There are many challenges to face when directing a large group of students and parents, many of whom have little or no theater experience. Linda said, “Stage directing the 7th Grade play is a unique job. Every year is like starting a new theater company. New producers, new set designer, new costume designer, new everything! My initial role is to mentor the producers and chiefs and then let them run with it. I am fortunate to have Kendra Thyne (Choreographer and Assistant Stage Director) and Amanda Hammond-Kern (Music Director) again on the creative team. The 7thGrade play is not a drama club. Most of the students are not natural performers and many of them need help finding and bringing out their ‘inner performer.’ It can be a challenge, but when it happens, it’s a joyous thing!”
Parent Volunteers Make it Happen
Traditionally, the annual 7th grade play is a completely volunteer-run production, led by a team of parent producers who hire a creative staff to lead the artistic direction while volunteers manage the rest. This year’s producers are Kim Boschi, Marsha Cervantez, Catherine Fink, and Jennifer Rowland.
Jennifer is, “loving it all! It has been exciting to be behind the scenes and see how much these kids have already achieved since the first week of rehearsals in January. I have seen so many accomplishments and growth every single day.”
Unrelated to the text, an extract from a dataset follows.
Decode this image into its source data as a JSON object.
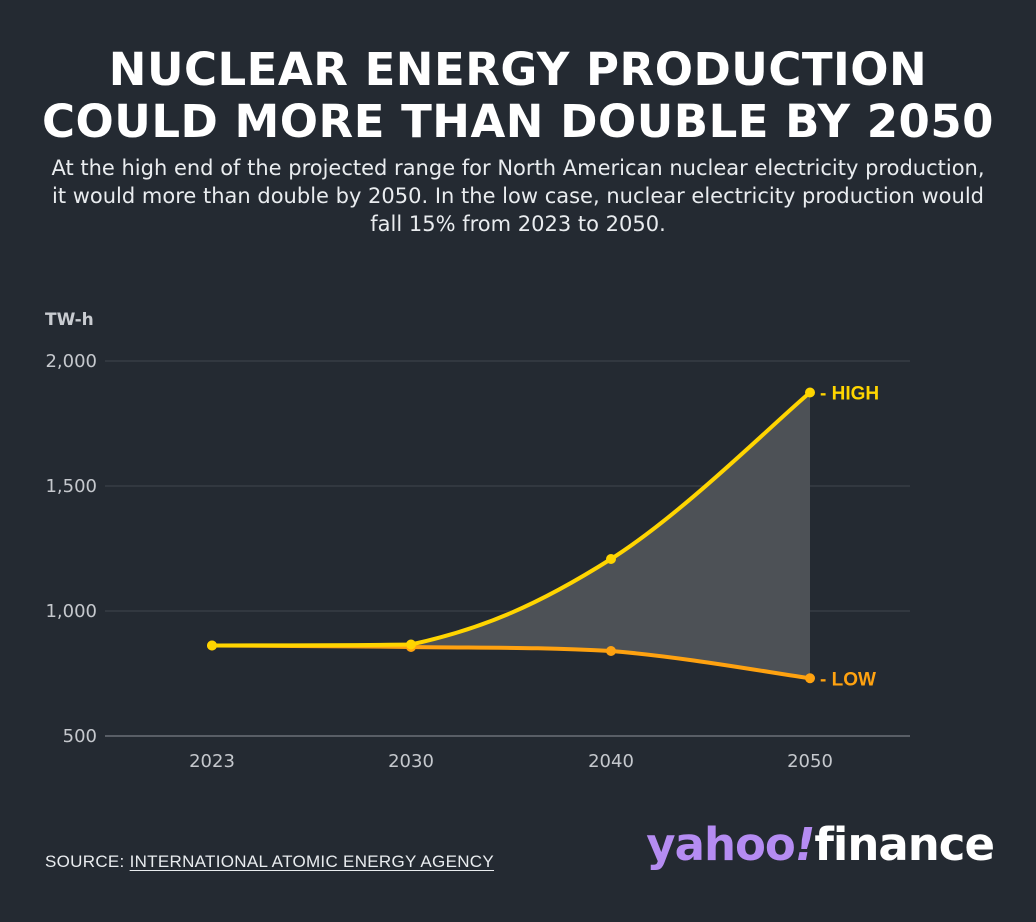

At rehearsal last week, Catherine noted that she was eager to get involved with this year’s play. She was a co-producer herself in 2017 so is familiar with how many volunteer hours go into a production. Catherine said, “In addition to all the positives that the students get from their participation,the parent bonding that happens over the course of the show is also special. In this day when there are so many working parents, it has been great to connect with other parents, many of whom I have hardly seen since kindergarten.”
Jennifer noted that it has been difficult to find volunteers, and more are always welcome. “We always need parents to assist as chaperones during rehearsal,” she said. “With so many moving parts, chaperones truly help keep the flow of rehearsal moving. It’s also a great opportunity to get a sneak peek at the show!”
Many parents have generously contributed time to design and build sets, props and create the over 100 different costumes used in the production. More parents help with hair and makeup, lights, sound, tickets, front of house, photography, lobby display, cast and crew party, publicity, advertising, t-shirts and videos. Parents also assist backstage during the shows to make sure microphones are in place, entrances are on time and set and prop pieces are all in position. “The backstage parents and I often dance and lip synch in the wings during the big numbers,” quips Linda. “We silently fist pump at every laugh and lusty applause the audience gives, and high five when the cast and crew have perfectly executed a very difficult scene. We are a pretty comical sight to see!”
While you may not be able to see what’s happening backstage, you will not want to miss this production of Disney’s Beauty and the Beast, Jr.
Thursday, March 19 at 4:00pm, Friday, March 20 and Saturday, March 21 at 7:00pm. Corey Auditorium, Carlisle Public Schools. Tickets are $10 and are available at ticketstage.com, at Ferns Country Store, and from all Carlisle 7th grade students.